Parks

Atlanta has an abundance of trees and green spaces that add natural beauty to metropolitan cityscapes.

Centennial Olympic Park

The privately funded, state-owned $78 million Centennial Olympic Park, a 21-acre green space located Downtown adjacent to the Georgia World Congress Center (GWCC), Georgia Dome and CNN Center, served as a central gathering place during the Olympic Games. The park, the largest center-city park developed in the U.S. in 20 years, became a permanent civic symbol and community focal point as well as a long-term catalyst and anchor for new residential and commercial development. The park connects the GWCC and the Georgia Dome to the Downtown hotel district, and the park’s distinctive features captivate guests. The Fountain of Rings is the world’s largest fountain utilizing the Olympic symbol of five interconnecting rings.
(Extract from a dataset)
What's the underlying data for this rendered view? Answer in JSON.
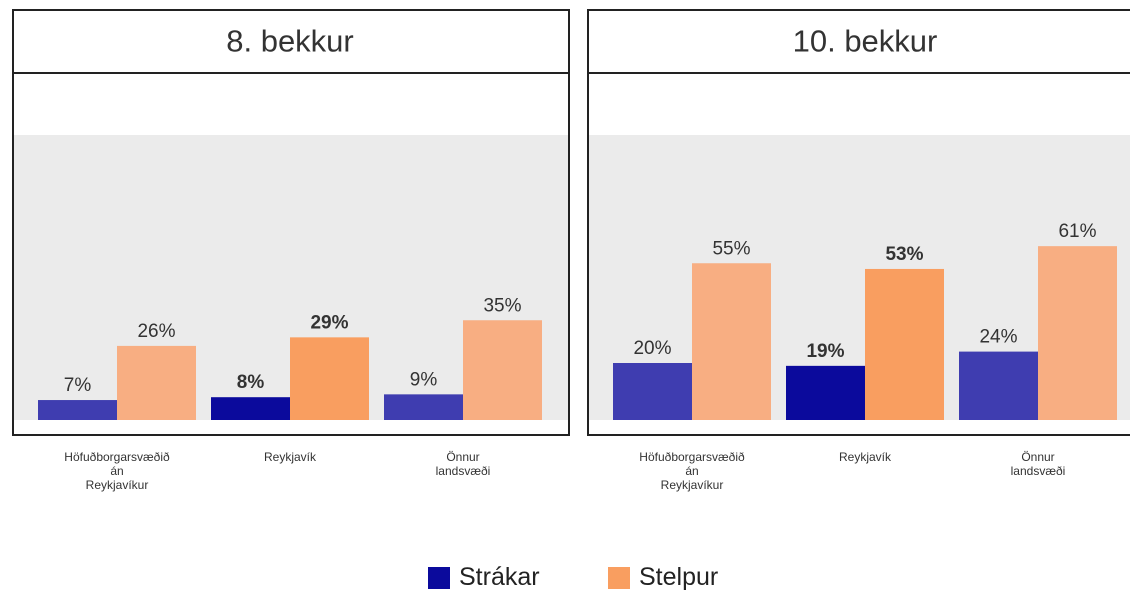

Other park features include a court of 24 flags, one Olympic flag and 23 flags honoring the host countries of the modern Games; the Southern Company Amphitheater, a natural amphitheater seating 1,200; a six-acre great lawn; and pathways of commemorative bricks that stitch together pieces of the park’s quilt-like landscape. Centennial Plaza, which comprises the amphitheater and the fountain, features daily, musical water shows. www.centennialpark.com

Woodruff Park

Woodruff Park underwent a $5 million facelift courtesy of a grant from the Robert W. Woodruff Foundation, and became a landmark spot in the heart of Downtown Atlanta. Located on Peachtree Street between Edgewood and Auburn Avenues, the park’s designers built the park around a 30-foot fountain, a waterfall, benches and a music pavilion. In the park’s western corner, officials erected a bronze statue, “Atlanta From the Ashes,” a figure of a woman and a bird, which represented Atlanta’s comeback after the Civil War. www.woodruffpark.com

Georgia International Plaza

Right next door to the Centennial Olympic Park sits Georgia International Plaza, a six-acre landscaped urban park with walkways, park-type lighting and a stately fountain. The plaza, which the state of Georgia and parking revenues finance, is an attractive front door to the GWCC and the Georgia Dome campus. The pedestrian plaza serves as a gathering place for visitors and conventioneers and is home to the “Flair Across America,” a fantastic sculpture.

Freedom Park

In southeast Atlanta, adjacent to Freedom Parkway near the Carter Center, Freedom Park, a 45-acre park with biking and jogging paths, underwent a $13 million, federally funded renovation. The city needed an arboreal gateway with pedestrian and bicycle trails and access to the Atlanta/Stone Mountain Trail. Freedom Parkway, owned by the state of Georgia and located on the site of former Presidential Parkway, responded with the Freedom Trail, which provided access to all facilities in and around Freedom Park and a trail that connected the Atlanta/Stone Mountain loop to downtown Atlanta. www.freedompark.org

Hardy Ivy Park

Hardy Ivy Park rests at the point where Peachtree and West Peachtree Streets split. The park serves as a small reminder of the city’s first permanent settler, Hardy Ivy. Pieces of the city’s old Carnegie Library now make up a beautiful pavilion in the center of the park.

Hurt Park

Edgewood Avenue and Courtland Street within walking distance of Five Points Station, surrounded by Georgia State University campus on three sides. The ownership of the park is shared bdtween Georgia State University and the City of Atlanta. 

Georgia Plaza Park

On Central Avenue and Mitchell Street, just outside the Georgia State Capitol and Museum and City Hall.